By Roberta Attanasio
The frequency of allergies in children keeps rising rapidly worldwide, but it’s not clear why. However, it is acknowledged that developing even one type of allergy early in life is almost like turning on a switch—it can start children on a path to more. “The progression of skin allergies to asthma and allergic rhinitis is called the allergic or atopic march. Atopic dermatitis is an itchy, inflammatory skin allergy that, before 1960, affected fewer than 3% of children; by the 2000s it had increased to around 20%. A child with atopic dermatitis is more likely to develop other allergic conditions or symptoms. For example, about 70% of people with severe atopic dermatitis have asthma, whereas in those without atopic dermatitis, only about 8% have asthma—a nearly 9-fold difference.”
According to the American Academy of Allergy, Asthma & Immunology, atopy refers to the genetic tendency to develop allergic diseases such as allergic rhinitis, asthma and atopic dermatitis (eczema). Atopy is typically associated with heightened immune responses, more specifically with excessive IgE production in response to common allergens, especially inhaled allergens and food allergens.
Atopic diseases (eczema, asthma and rhinoconjunctivitis) are clinical syndromes each defined by a group of symptoms and signs. Not all children with atopy will have atopic disease or develop symptoms after exposure to an allergen. Both genetic and environmental factors determine the development of atopic disease.
Now, results from a new study show that there is a significant association between multiple prenatal and early life exposures to indoor pollutants and the degree of allergic sensitivity in 2 year old children.

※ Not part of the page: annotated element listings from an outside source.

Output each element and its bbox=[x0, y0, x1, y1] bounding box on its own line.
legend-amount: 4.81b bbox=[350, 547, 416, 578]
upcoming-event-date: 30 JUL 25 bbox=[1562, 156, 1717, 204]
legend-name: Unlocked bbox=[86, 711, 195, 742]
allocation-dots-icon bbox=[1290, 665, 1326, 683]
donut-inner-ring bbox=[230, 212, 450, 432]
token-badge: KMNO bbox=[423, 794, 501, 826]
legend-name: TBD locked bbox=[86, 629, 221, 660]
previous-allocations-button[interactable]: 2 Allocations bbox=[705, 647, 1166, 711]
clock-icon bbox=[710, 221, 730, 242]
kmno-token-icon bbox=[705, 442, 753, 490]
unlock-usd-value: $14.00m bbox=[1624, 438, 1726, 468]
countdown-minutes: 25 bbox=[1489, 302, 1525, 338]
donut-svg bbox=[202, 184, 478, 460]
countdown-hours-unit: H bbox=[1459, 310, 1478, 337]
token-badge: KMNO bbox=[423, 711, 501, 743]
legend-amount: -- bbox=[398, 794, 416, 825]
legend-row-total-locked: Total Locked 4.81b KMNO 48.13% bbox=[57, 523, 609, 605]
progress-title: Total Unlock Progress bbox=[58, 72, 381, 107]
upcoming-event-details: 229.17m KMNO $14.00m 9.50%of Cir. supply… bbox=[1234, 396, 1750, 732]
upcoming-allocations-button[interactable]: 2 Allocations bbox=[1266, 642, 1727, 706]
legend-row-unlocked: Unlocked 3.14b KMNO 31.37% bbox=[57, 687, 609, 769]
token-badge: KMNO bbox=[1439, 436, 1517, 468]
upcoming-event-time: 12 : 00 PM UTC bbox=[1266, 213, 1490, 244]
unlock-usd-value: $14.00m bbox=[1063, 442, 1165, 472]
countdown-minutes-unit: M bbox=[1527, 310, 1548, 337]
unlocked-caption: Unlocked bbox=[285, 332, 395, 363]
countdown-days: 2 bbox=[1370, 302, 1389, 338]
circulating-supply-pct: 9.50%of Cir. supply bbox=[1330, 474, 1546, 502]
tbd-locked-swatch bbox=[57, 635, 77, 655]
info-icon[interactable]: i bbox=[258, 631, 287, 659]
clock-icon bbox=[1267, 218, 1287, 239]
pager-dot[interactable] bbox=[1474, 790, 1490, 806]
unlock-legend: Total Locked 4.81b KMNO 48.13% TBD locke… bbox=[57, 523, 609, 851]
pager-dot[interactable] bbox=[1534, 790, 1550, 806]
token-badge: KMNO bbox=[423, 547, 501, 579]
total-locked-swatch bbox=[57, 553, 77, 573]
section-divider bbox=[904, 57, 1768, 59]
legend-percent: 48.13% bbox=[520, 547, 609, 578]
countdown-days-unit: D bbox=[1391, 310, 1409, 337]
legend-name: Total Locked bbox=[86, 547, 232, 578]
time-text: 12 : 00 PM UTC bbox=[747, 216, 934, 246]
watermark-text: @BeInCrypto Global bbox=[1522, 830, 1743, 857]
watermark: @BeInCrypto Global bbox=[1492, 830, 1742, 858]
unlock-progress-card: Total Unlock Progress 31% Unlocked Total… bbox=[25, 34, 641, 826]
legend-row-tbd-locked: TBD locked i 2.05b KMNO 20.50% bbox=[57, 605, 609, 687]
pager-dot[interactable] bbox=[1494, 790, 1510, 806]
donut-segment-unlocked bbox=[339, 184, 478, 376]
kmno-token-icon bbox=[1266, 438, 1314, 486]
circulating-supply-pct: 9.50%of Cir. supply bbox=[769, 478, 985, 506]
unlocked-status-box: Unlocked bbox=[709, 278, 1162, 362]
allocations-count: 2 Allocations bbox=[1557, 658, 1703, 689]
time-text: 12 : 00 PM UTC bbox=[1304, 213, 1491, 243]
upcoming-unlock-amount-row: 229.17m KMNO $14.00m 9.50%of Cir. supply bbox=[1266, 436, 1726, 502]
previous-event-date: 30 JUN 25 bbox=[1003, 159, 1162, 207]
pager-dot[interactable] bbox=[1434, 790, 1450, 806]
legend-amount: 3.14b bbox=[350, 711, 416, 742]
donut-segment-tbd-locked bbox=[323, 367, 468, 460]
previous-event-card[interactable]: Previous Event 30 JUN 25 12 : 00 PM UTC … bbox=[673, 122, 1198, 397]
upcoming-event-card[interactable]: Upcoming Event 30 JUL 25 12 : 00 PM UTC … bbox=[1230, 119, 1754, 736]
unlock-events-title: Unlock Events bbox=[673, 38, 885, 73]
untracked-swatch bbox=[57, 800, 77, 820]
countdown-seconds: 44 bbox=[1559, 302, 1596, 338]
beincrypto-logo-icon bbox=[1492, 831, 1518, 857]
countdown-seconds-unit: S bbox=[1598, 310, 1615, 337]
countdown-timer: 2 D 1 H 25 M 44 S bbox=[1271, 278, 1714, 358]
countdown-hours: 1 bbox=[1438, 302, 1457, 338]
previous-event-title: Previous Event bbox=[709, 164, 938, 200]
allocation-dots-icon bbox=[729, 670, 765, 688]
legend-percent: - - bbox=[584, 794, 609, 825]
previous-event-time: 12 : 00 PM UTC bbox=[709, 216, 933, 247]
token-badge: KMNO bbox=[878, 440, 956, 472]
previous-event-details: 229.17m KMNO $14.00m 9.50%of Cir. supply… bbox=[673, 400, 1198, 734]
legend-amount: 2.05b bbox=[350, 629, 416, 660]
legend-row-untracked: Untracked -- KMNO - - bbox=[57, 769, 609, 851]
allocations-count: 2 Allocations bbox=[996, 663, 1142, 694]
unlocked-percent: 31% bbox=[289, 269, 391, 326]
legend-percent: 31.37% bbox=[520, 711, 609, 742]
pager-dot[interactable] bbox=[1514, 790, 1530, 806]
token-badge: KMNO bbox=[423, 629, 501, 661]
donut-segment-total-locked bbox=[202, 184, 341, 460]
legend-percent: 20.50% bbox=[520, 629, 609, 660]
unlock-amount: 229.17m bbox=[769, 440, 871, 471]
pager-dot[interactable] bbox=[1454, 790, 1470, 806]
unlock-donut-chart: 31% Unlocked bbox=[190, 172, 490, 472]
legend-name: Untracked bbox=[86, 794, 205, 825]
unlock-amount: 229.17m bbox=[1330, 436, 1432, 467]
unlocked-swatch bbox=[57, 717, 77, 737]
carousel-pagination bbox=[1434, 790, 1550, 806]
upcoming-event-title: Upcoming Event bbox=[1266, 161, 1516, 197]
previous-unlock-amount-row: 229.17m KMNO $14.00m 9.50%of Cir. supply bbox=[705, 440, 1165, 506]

For the study, researchers followed 108 mother-child pairs from birth to 2 years of age. They obtained data on the exposure to air fresheners, candles, mold, cats, dogs, carpet and environmental tobacco smoke during the prenatal, 6-month, 1-year, and 2-year timepoints. Then, they performed a skin prick test on both the mother and the 2-year-old child. A skin prick test, also called a puncture or scratch test, checks for immediate allergic reactions to as many as 40 different substances at once. This test is usually done to identify allergies to pollen, mold, pet dander, dust mites and foods. In adults, the test is usually done on the forearm, whereas children may be tested on the upper back.
The researchers found that exposure to candles during the prenatal window, cats during the 6 month window, and environmental tobacco smoke at 2 years significantly increased the risk of a positive skin prick test, thus supporting the role of the indoor environment on the development of atopic disease. They also found that combined effect of multiple exposures may be more influential to allergy development than one single exposure.
Anne Ellis, one of the study authors, said: “The increase in the average amount of time indoors means there is an increased risk of harmful health outcomes related to exposure to indoor air pollutants. Additionally, children breathe more frequently per minute than adults, and mostly breathe through their mouths. These differences could allow for air pollutants to penetrate more deeply into the lungs and at higher concentrations, making children more vulnerable to air pollutants.”
Exposure to air fresheners and candles is of particular interest, as they contain phthalates, ubiquitous pollutants with wide-ranging negative health impacts. Previous work by the same researchers had already established that indoor air freshener exposure is associated with respiratory symptoms at 2 years of age.